The indicators are divided into two categories: personal health and community/environmental. Sacramento ranked ninth in both categories. Personal health was given a 68.3 and community/environmental health was scored at 65.4.

Ryan Puckett, a spokesman for the American Fitness Index, is familiar with the ranking formulas. He explained how the Sacramento area can be ranked ninth in both personal health indicators and community/environmental indicators, yet rank seventh overall: If a city scores well in one category and poorly in another, it can bump competitors with steady scores to a higher ranking.

"One of the reasons they selected the data they selected is it's not really something you can refute," Puckett said. "There are some health rankings out there that are not very scientific, but the methodology for this has to meet certain criteria."

The indicators are related to the health and activity of a community, are publicly available, can be changed by community efforts, were measured recently and reported reputably and are measured on a regular basis, Puckett said.

The report "should help people focus a little bit," he said. "There are so many things you can do to improve your city's overall health and fitness status. You can identify with this report where you're falling short and where you're doing pretty good."

Teri Duarte, executive director of the nonprofit WALKSacramento, said she is delighted to see such a high ranking for the area, but she is not surprised at the high number of people with asthma because Sacramento's air quality is poor.

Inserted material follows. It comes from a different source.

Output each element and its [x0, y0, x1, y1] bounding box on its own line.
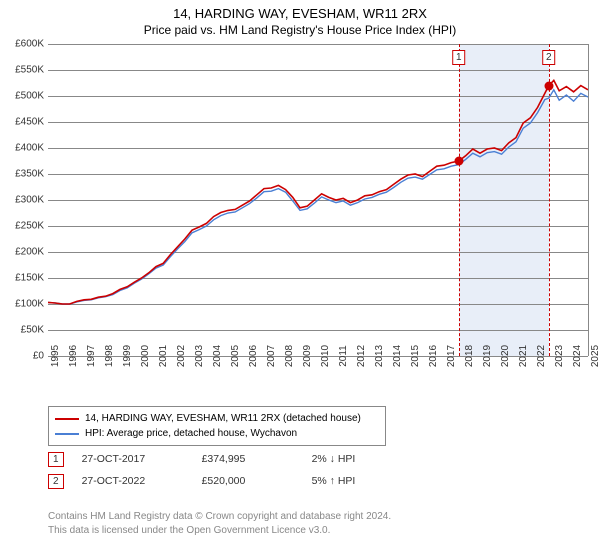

"We have high rates of walking and biking, which is great," she added. "But we still have really high rates of physical inactivity."

Duarte, whose organization promotes walkable communities, said Sacramento's tree canopy contributes to healthy lifestyles, leading people to walk in cooler, shaded areas and contributing to positive social interactions. She added that building more compactly and filling vacant lots would solve many of the area's health and fitness issues.

"Public transportation is not financially feasible in spread-out areas of development," she said. "People are forced to drive, which causes social isolation leading to depression and road rage."

Podolsky said incorporating activity into daily life reflects directly on physical health, and Sacramento's high ranking is "great news" for the community. She said the study reveals areas in which Sacramento can improve, be more ambitious and focus as a city on community health.


Index ranks health in largest metro areas

The American Fitness Index ranks the health and community fitness status of America's 50 largest metropolitan areas. It was created by the American College of Sport Medicine with the help of the Indiana University School of Medicine and a panel of health and physical activity experts.

See the complete report at www.americanfitnessindex.org.

The AFI's top 10 metro areas:

1. Minneapolis-St. Paul-Bloomington, Minn.

2. Washington, D.C.-Arlington-Alexandria, Va.

3. Portland-Hillsboro, Ore.-Vancouver, Wash.

4. San Francisco-Oakland-Fremont

5. Denver-Aurora-Broomfield, Colo.

6. Boston-Cambridge-Quincy, Mass.-N.H.

7. Sacramento-Arden Arcade-Roseville

8. Seattle-Tacoma-Bellevue, Wash.

9. Hartford-West Hartford-East Hartford, Conn.